I ducked out to the back yard for a brief moment, waiting to see if Henry would appear with news, but the little demon was a no show. Axel too, and I had to wonder what he was up to now. Nothing that would bode well for me, I was sure.
Too soon, and not soon enough, it was time to go, and we all piled into the van to head for the airport.
Chapter 6
Our tickets were waiting for us as promised, along with some paperwork that Ivan flashed at security to insure that our locked crates were not opened for inspection. When I asked to see the documents myself, I was amused to find out that Ivan had us traveling as antiquities dealers. I had always assumed that we’d be hiding the weapons we were transporting, but instead, Ivan got through security by detailing exactly what we had, and declaring them historical artifacts. Why lie when the truth would serve just as well?
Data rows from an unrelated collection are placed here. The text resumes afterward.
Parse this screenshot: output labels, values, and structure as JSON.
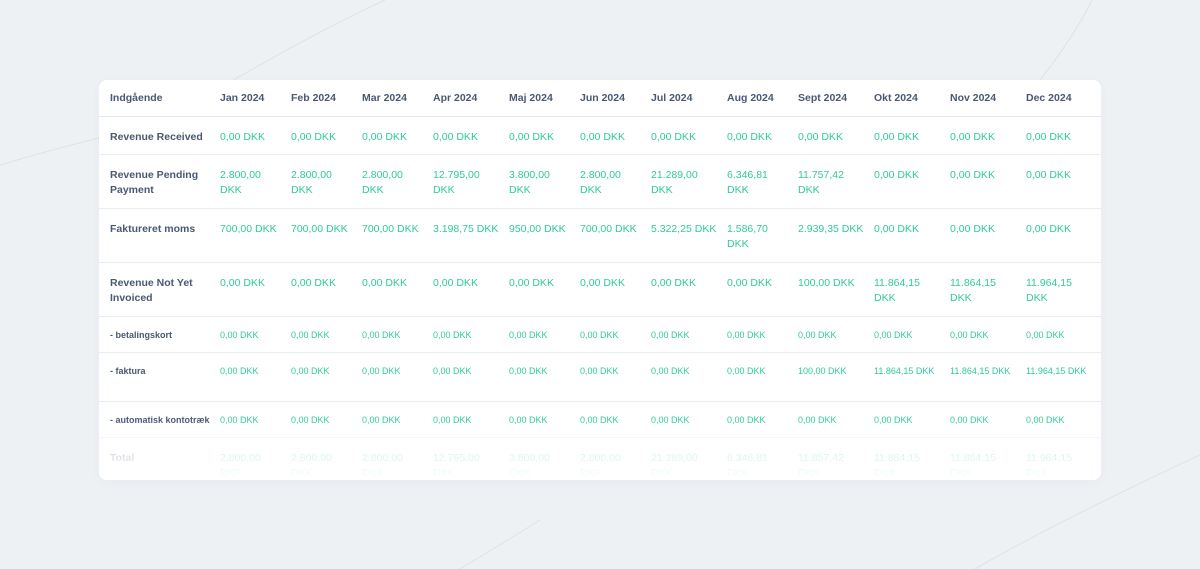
{
  "table": {
    "header_label": "Indgående",
    "months": [
      "Jan 2024",
      "Feb 2024",
      "Mar 2024",
      "Apr 2024",
      "Maj 2024",
      "Jun 2024",
      "Jul 2024",
      "Aug 2024",
      "Sept 2024",
      "Okt 2024",
      "Nov 2024",
      "Dec 2024"
    ],
    "rows": [
      {
        "label": "Revenue Received",
        "values": [
          "0,00 DKK",
          "0,00 DKK",
          "0,00 DKK",
          "0,00 DKK",
          "0,00 DKK",
          "0,00 DKK",
          "0,00 DKK",
          "0,00 DKK",
          "0,00 DKK",
          "0,00 DKK",
          "0,00 DKK",
          "0,00 DKK"
        ]
      },
      {
        "label": "Revenue Pending Payment",
        "values": [
          "2.800,00 DKK",
          "2.800,00 DKK",
          "2.800,00 DKK",
          "12.795,00 DKK",
          "3.800,00 DKK",
          "2.800,00 DKK",
          "21.289,00 DKK",
          "6.346,81 DKK",
          "11.757,42 DKK",
          "0,00 DKK",
          "0,00 DKK",
          "0,00 DKK"
        ]
      },
      {
        "label": "Faktureret moms",
        "values": [
          "700,00 DKK",
          "700,00 DKK",
          "700,00 DKK",
          "3.198,75 DKK",
          "950,00 DKK",
          "700,00 DKK",
          "5.322,25 DKK",
          "1.586,70 DKK",
          "2.939,35 DKK",
          "0,00 DKK",
          "0,00 DKK",
          "0,00 DKK"
        ]
      },
      {
        "label": "Revenue Not Yet Invoiced",
        "values": [
          "0,00 DKK",
          "0,00 DKK",
          "0,00 DKK",
          "0,00 DKK",
          "0,00 DKK",
          "0,00 DKK",
          "0,00 DKK",
          "0,00 DKK",
          "100,00 DKK",
          "11.864,15 DKK",
          "11.864,15 DKK",
          "11.964,15 DKK"
        ]
      },
      {
        "label": "- betalingskort",
        "values": [
          "0,00 DKK",
          "0,00 DKK",
          "0,00 DKK",
          "0,00 DKK",
          "0,00 DKK",
          "0,00 DKK",
          "0,00 DKK",
          "0,00 DKK",
          "0,00 DKK",
          "0,00 DKK",
          "0,00 DKK",
          "0,00 DKK"
        ]
      },
      {
        "label": "- faktura",
        "values": [
          "0,00 DKK",
          "0,00 DKK",
          "0,00 DKK",
          "0,00 DKK",
          "0,00 DKK",
          "0,00 DKK",
          "0,00 DKK",
          "0,00 DKK",
          "100,00 DKK",
          "11.864,15 DKK",
          "11.864,15 DKK",
          "11.964,15 DKK"
        ]
      },
      {
        "label": "- automatisk kontotræk",
        "values": [
          "0,00 DKK",
          "0,00 DKK",
          "0,00 DKK",
          "0,00 DKK",
          "0,00 DKK",
          "0,00 DKK",
          "0,00 DKK",
          "0,00 DKK",
          "0,00 DKK",
          "0,00 DKK",
          "0,00 DKK",
          "0,00 DKK"
        ]
      },
      {
        "label": "Total",
        "values": [
          "2.800,00 DKK",
          "2.800,00 DKK",
          "2.800,00 DKK",
          "12.795,00 DKK",
          "3.800,00 DKK",
          "2.800,00 DKK",
          "21.289,00 DKK",
          "6.346,81 DKK",
          "11.857,42 DKK",
          "11.864,15 DKK",
          "11.864,15 DKK",
          "11.964,15 DKK"
        ]
      }
    ]
  },
  "colors": {
    "background": "#eef1f4",
    "card": "#ffffff",
    "label_text": "#4a5873",
    "value_text": "#2fcc93",
    "divider": "#e9edf1"
  }
}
We produced passports, got poked and prodded and scrutinized, then herded onto our plane. Ivan sat in first class while the rest of us were shoved into coach, and I made a mental note to kick Viljo in the shin the next time I saw him. Cameron and I had seats next to each other, but Sveta was farther back in the exit aisle where she had room to stretch her legs out. By the third time Cam and I jostled each other’s elbows, trying to use the same armrest, I had already planned out my trip to Colorado to strangle Viljo with his own ponytail.